BDT_N::BDT_N( TString in_input_File ){
    set_initials( in_input_File );
    TMVA::Reader *reader = new TMVA::Reader( "!Color:!Silent" );

    vector<Float_t> container(inputs.variable_Names.size());

    TFile *input_MC(0);
    TFile *input_Target(0);
    TTree *MonteCarlo           = (TTree*)input_MC->Get(inputs.MC_Tree_Name);
    TTree *Target               = (TTree*)input_Target->Get(inputs.target_Tree_Name);

    Float_t MC_weight_Holder;
    Float_t MC_Reweight_Holder;
    Float_t Target_weight_Holder;
    Float_t event_Holder;

    n_MC_Events  = (Int_t)MonteCarlo->GetEntries();
    n_Target_Events  = (Int_t)Target->GetEntries();

    MonteCarlo     -> SetBranchAddress( "initialWeight", &MC_weight_Holder );
    Target         -> SetBranchAddress( "initialWeight", &Target_weight_Holder );

    // Define the input variables that were used for the MVA training
    int i = 0;
    while (i < inputs.variable_Names.size()){
        reader->AddVariable( inputs.variable_Names[i], &(container[i]) );
        i++;
    }
    //reader->BookMVA( "BDT method", BDT_weightFile  ); //methodName, weightfile
    reader->BookMVA( "BDTG method", BDT_weightFile  ); //methodName, weightfile

  // define here the variables to read from the TTree: 
 int truth_NgapJets25;
 ...
 MonteCarlo  -> SetBranchAddress("truth_NgapJets25", &truth_NgapJets25);
   //same here for other variables 
   ......

    double result;
    for(int i = 0; i < n_MC_Events; i++){

     //   for (int j = 0; j < inputs.variable_Names.size(); j++){
     //       MonteCarlo  -> SetBranchAddress(inputs.variable_Names[j], &(container[j]));
     //       MonteCarlo -> GetEvent(i);
     //   }
      MonteCarlo -> GetEntry(i);
      // fill here the container with your variables
     container[0] = float(truth_NgapJets25);
    .......

     // evaluate MVA 
     reasult = reader -> EvaluateMVA(container, "BDTG method); 

      //  result = reader -> EvaluateMVA( "BDTG method" ); // Do i want the
        MC_ReWeights_vec[i] =  ((1.0 + result) / (1.0 - result)) * MC_Weights_vec[i] ;
    }
}

This would require the knowledge that truth_NgapJets is an int before having run the code.I believe i have said, but I would like to do this without having to look into the Root file to determine the data type beforehand.

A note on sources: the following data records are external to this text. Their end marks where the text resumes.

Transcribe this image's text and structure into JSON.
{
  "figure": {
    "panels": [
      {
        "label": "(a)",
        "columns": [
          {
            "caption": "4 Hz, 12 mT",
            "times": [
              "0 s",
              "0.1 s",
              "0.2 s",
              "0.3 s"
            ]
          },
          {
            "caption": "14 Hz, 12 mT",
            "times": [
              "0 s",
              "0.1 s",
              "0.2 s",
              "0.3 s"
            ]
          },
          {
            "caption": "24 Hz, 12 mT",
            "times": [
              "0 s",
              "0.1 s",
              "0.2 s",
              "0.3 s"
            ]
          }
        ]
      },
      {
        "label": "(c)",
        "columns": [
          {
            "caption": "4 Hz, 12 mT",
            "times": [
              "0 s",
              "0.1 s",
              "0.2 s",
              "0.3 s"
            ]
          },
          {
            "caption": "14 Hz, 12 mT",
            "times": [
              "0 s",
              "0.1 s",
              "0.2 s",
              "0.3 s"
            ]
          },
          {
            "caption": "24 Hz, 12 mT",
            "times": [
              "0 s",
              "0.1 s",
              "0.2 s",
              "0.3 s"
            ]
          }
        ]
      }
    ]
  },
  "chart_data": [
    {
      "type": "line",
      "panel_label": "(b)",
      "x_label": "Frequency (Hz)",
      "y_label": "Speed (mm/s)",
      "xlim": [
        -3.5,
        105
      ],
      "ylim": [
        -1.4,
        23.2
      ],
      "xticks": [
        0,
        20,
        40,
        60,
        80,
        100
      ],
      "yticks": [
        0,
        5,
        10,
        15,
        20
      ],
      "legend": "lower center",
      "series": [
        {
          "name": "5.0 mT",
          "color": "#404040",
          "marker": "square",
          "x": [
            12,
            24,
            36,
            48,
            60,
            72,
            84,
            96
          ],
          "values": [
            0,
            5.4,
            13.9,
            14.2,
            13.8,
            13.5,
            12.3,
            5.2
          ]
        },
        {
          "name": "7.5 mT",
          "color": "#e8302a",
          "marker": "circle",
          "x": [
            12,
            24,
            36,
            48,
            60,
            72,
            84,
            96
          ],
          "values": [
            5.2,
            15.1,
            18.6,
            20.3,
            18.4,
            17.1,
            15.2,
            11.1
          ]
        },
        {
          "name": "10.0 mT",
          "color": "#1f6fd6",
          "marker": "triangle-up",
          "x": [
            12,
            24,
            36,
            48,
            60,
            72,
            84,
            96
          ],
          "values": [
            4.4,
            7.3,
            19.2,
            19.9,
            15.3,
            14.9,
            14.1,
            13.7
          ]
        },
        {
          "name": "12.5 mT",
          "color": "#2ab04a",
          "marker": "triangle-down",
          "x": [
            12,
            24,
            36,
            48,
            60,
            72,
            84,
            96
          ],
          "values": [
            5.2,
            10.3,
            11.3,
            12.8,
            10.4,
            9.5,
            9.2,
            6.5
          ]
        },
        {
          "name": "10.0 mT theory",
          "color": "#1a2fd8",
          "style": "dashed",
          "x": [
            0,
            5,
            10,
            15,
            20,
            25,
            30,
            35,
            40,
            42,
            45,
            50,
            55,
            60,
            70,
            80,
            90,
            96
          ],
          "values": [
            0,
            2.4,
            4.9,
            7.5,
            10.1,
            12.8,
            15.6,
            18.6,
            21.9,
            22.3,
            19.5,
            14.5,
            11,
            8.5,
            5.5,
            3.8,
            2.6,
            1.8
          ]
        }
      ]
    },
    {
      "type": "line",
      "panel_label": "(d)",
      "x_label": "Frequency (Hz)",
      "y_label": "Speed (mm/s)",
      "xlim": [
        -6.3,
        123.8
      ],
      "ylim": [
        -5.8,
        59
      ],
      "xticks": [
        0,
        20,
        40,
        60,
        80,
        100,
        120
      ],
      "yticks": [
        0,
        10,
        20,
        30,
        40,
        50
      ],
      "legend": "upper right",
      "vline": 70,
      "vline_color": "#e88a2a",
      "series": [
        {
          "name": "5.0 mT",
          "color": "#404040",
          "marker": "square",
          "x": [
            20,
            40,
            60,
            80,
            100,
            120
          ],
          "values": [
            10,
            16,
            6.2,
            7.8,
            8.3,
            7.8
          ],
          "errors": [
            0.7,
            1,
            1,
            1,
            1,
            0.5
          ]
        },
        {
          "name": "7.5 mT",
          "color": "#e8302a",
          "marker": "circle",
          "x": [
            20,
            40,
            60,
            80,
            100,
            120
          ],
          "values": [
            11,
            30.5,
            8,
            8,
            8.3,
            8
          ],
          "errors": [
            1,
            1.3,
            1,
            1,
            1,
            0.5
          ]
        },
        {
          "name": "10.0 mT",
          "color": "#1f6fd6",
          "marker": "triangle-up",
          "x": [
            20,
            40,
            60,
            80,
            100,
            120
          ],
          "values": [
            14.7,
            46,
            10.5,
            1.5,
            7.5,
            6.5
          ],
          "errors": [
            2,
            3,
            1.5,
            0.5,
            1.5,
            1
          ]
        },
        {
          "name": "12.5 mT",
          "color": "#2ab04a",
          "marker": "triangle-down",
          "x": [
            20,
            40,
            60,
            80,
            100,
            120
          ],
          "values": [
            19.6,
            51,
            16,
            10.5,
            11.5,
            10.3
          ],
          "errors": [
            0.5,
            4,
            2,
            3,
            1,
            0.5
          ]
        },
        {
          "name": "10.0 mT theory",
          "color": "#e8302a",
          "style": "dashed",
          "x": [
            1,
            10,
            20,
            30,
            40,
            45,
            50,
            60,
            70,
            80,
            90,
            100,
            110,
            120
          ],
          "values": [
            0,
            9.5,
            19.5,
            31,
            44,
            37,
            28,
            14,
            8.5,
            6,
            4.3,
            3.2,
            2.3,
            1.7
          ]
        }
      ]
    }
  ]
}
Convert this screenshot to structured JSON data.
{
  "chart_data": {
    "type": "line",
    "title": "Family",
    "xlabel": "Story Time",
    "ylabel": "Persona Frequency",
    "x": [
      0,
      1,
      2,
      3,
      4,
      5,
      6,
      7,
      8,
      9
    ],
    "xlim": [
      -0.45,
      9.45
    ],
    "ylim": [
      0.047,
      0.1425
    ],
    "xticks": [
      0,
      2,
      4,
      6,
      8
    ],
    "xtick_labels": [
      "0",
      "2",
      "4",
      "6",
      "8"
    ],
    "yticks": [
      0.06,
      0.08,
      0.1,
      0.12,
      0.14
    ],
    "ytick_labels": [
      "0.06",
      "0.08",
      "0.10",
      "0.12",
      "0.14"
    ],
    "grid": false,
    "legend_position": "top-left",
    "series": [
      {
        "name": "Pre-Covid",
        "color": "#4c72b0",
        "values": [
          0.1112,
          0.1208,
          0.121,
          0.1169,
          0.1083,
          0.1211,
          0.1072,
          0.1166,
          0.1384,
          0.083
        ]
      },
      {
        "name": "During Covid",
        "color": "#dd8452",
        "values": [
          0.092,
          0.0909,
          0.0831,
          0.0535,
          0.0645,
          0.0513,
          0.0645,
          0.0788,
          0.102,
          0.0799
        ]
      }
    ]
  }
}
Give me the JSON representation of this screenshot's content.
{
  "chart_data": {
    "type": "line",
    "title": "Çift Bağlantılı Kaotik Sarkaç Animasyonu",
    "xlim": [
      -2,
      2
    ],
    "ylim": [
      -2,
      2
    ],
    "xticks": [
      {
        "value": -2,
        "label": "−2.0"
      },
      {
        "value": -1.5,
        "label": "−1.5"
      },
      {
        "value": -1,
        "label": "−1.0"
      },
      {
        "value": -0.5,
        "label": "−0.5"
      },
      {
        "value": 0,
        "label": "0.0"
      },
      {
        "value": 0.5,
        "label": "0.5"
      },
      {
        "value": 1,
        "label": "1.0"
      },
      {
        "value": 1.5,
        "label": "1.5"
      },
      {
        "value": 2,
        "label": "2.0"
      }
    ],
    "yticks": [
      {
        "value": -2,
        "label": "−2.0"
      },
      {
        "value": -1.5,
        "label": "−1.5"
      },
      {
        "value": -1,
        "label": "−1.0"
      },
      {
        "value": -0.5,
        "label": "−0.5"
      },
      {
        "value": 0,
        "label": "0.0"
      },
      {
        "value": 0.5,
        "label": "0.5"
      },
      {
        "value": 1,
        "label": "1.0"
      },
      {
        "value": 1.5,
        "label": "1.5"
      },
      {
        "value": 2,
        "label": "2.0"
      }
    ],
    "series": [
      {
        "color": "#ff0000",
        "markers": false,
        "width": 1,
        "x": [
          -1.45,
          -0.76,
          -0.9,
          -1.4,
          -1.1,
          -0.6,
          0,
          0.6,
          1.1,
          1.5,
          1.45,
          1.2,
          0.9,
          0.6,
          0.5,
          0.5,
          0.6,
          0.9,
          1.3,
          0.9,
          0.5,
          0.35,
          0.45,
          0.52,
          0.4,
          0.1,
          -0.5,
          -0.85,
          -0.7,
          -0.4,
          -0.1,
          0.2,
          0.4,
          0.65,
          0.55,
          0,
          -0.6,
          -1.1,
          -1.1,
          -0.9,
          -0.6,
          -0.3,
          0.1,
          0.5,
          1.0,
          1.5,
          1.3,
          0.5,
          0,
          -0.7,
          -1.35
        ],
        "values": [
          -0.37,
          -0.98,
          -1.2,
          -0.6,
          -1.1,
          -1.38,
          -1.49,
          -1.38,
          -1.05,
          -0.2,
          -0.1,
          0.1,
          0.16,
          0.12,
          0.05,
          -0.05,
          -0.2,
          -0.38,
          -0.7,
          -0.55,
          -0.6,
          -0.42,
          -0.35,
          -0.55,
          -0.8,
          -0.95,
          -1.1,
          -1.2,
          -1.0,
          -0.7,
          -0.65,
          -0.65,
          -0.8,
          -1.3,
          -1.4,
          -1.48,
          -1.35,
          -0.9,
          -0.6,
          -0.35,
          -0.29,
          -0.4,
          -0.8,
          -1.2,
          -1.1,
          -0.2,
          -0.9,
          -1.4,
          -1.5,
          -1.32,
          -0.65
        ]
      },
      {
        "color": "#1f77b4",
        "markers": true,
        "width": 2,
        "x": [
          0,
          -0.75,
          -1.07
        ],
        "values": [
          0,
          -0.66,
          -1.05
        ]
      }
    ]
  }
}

By "defining the variables to be read from the TTree, ie hard coding in the variable truth_NgapJets25, you assume that that variable MUST be in the Root file you provide the code. The Root file will not be the same file every time. I don’t want to have to go into the code and copy and paste the line “SetBranchAdress(…)” every single time i want to run the code on different data. I want it to do that dynamically, given only the name of the variable as input.

Thank you for your response and patience, I hope the problem i am trying to solve is clearer now?